Le regard de “Fratelli tutti” sur le drame des personnes déplacées

Le cardinal Michael Czerny, sous-secrétaire du Dicastère pour le Service du Développement humain intégral, en charge de la Section “Migrants et Réfugiés”, délivre une réflexion reprenant les mots de l’encyclique “Fratelli tutti” au sujet personnes déplacées.

Cardinal Michael Czerny S.J.

(Traduction du texte publié en anglais sur le site de l'ICMC, l'International Catholic Migration Commission)

La nouvelle encyclique du Pape François, Fratelli tutti, s'intéresse directement aux «joies et aux espoirs, aux tristesses et aux angoisses» des migrants, des réfugiés et de toutes les personnes déplacées et marginalisées. Au cœur de l'encyclique se trouve un appel à une plus grande fraternité et amitié sociale entre tous les peuples et nations. Le Saint-Père appelle à «une  fraternité ouverte qui permet de reconnaître, de valoriser et d’aimer chaque personne indépendamment de la proximité physique, peu importe où elle est née ou habite.»[1] Au lieu d'un égocentrisme effréné - qu'il soit individuel, de groupe ou de société dans son ensemble - une attitude d'amour et d'ouverture doit prévaloir sur les idéologies à courte vue du nationalisme et de l'individualisme, qui s'ajoutent à «une indifférence commode, froide et globalisée»[2].

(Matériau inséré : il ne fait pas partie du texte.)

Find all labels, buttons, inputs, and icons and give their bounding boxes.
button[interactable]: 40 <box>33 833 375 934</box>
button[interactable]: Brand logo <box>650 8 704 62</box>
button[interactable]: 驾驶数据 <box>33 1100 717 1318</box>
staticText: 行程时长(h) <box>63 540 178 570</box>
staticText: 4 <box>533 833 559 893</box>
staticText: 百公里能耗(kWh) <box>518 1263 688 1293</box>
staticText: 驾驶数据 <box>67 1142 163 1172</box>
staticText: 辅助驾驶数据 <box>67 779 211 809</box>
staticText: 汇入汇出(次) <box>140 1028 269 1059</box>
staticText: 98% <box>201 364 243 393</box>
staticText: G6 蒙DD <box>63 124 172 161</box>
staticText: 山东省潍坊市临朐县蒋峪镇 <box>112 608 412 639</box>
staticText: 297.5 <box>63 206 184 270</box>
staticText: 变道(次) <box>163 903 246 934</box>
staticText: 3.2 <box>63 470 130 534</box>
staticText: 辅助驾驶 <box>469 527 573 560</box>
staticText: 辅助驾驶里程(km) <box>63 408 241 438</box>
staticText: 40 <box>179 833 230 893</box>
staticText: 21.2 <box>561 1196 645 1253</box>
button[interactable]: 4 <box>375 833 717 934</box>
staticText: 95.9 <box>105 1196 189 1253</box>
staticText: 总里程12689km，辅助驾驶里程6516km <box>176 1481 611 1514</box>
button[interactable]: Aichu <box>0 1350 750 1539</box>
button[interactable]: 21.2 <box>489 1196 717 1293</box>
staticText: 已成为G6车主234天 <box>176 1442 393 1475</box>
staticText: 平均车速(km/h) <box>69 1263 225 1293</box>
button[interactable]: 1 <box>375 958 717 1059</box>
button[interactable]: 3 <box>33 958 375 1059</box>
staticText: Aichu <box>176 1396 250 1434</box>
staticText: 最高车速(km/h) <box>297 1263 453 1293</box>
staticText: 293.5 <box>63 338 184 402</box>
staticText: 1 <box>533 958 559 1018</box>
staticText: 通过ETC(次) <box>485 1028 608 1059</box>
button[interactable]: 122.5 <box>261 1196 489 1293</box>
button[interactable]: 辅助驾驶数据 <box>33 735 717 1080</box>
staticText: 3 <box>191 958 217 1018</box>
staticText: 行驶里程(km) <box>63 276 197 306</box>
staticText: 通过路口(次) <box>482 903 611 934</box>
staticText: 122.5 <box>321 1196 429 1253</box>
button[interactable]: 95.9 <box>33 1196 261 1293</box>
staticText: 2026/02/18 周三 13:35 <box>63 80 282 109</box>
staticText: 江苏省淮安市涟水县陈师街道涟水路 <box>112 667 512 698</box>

Ceci, évidemment, a de claire implications sur la façon dont nous traitons les demandeurs d’asile, les réfugiés, les déplacés internes et les migrants vulnérables. Nous sommes appelés à aimer notre prochain, disent Jésus et le Pape François, mais «lorsque le prochain est une personne migrante, des défis complexes s’entremêlent»[3].

Le point de départ est de «réaffirmer le droit de ne pas émigrer, c’est-à-dire d’être en condition de demeurer sur sa propre terre»[4]. Toute personne a droit à une vie digne et à un développement intégral dans son propre pays. Cela implique la responsabilité du monde entier, car il faut aider les États les plus pauvres à se développer. Les investissements dont ils ont besoin ne concernent pas seulement le développement économique durable, mais aussi et essentiellement la lutte contre la pauvreté, la faim, les maladies, la dégradation de l'environnement et le changement climatique.  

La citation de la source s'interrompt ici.